France’s leading pro-business news channel BFMTV rolled out the red carpet to celebrate its tenth annual business awards cutely billed “Les Oscars de l’économie”. The top French movers and shakers nominated by BFM were presented with their awards in Salle Pleyel’s plush concert hall — minus the Hollywood pomp and ceremony — hitting a demure note as befitting les Français.
Rossignol Group won the best export performance award based on its technological know-how and refocused business strategy. CEO Bruno Cercley saved the ski and winter sports company from near bankruptcy in 2008 and put “made in France” back on the map. Holding a new ski, Cercley spent 5 minutes explaining the science behind it rather than its style and what it feels like to wear. I thought it was interesting that a CEO, usually equipped with more of a bird’s eye perspective on what happens than on the assembly line, should be so intimately acquainted with the cutting edge (excuse the pun) technology used in his company’s product.
BlaBlaCar and its founding president Frédéric Mazzella won the “revelation of the year” award for finding an economic model for carpooling. It boasts 10 million members in 12 countries, with 2 million passengers travelling per month under the BlaBlacar initiative that connects people who need to travel with drivers who have empty seats. Simple, non?

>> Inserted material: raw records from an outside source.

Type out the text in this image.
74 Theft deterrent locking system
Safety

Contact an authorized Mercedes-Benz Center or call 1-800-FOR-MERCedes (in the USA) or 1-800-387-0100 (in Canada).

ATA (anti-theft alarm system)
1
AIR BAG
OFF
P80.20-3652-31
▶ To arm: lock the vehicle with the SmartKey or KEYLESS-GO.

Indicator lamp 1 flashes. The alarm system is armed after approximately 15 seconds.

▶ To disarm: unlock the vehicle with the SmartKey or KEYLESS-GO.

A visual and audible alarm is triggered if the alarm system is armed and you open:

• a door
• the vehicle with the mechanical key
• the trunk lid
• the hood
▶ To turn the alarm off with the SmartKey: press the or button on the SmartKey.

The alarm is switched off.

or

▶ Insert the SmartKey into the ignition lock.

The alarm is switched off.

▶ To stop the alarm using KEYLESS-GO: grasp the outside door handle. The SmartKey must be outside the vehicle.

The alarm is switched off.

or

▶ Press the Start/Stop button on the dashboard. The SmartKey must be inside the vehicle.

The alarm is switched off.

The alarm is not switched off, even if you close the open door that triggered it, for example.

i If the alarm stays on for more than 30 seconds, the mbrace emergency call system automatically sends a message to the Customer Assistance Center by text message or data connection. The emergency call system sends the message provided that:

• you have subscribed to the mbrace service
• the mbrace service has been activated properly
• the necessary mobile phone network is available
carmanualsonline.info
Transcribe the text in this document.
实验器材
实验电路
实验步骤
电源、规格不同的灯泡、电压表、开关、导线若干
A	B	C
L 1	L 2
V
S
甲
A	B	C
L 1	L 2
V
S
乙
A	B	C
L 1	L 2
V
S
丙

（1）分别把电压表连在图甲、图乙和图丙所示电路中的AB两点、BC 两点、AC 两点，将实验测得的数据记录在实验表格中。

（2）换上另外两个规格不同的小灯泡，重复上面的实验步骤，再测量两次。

Plastic Omnium and its CEO Laurent Burelle won the best performance award for the third time in four years. The company manufactures plastic car parts and its CEO made it clear that it was all about striving for technological excellence; something that France excels at. The French packaging company Sphere won entrepreneur of the year award.
Clarins cosmetics won the best family business award. Pats-on-the-back were given to new start-up Tanya Heath, Paris for her adjustable-heel shoes, and Gemmyo, an online jewellery store that allows customers to bring their own designs to life.
Did you know that the film blockbuster “Despicable Me” and its sequel were animated here in Paris? Jacques Bled of Illumination Mac Guff was awarded a “Prix Spécial” for those adorable giggly creatures. Other special prizes were given to Judo star Teddy Riner (nicknamed Big Ted and for good reason) holder of 7 World Championships gold medals plus an Olympic gold, and to Jean-Tirol, recipient of the 2014 Nobel prize for economics.
The magic duo Manuel Valls and Emmanuel Marcon returned to the stage to personally congratulate the BFM “Grand Prix” winners: Carlos Ghosn and the tour de force Xavier Niel.
Ghosn, 60, CEO of the Renault-Nissan Alliance was praised for his managing style that has made the Paris-based Renault and Japan-based Nissan car companies more competitive and profitable. While Xavier Niel, 47, founder of Free, France’s second largest internet service provider and third mobile phone operator, with a net worth of $10 billion, was awarded for his creative spirit.
I enjoyed watching these awards. French modesty rarely allows for many “Great job Jacques!” or “High five Philippe!” opportunities. Backslapping to stop the back-bashing that will have certainly left BFMTV’s 10 million viewers with a feel-good factor, if only for an evening.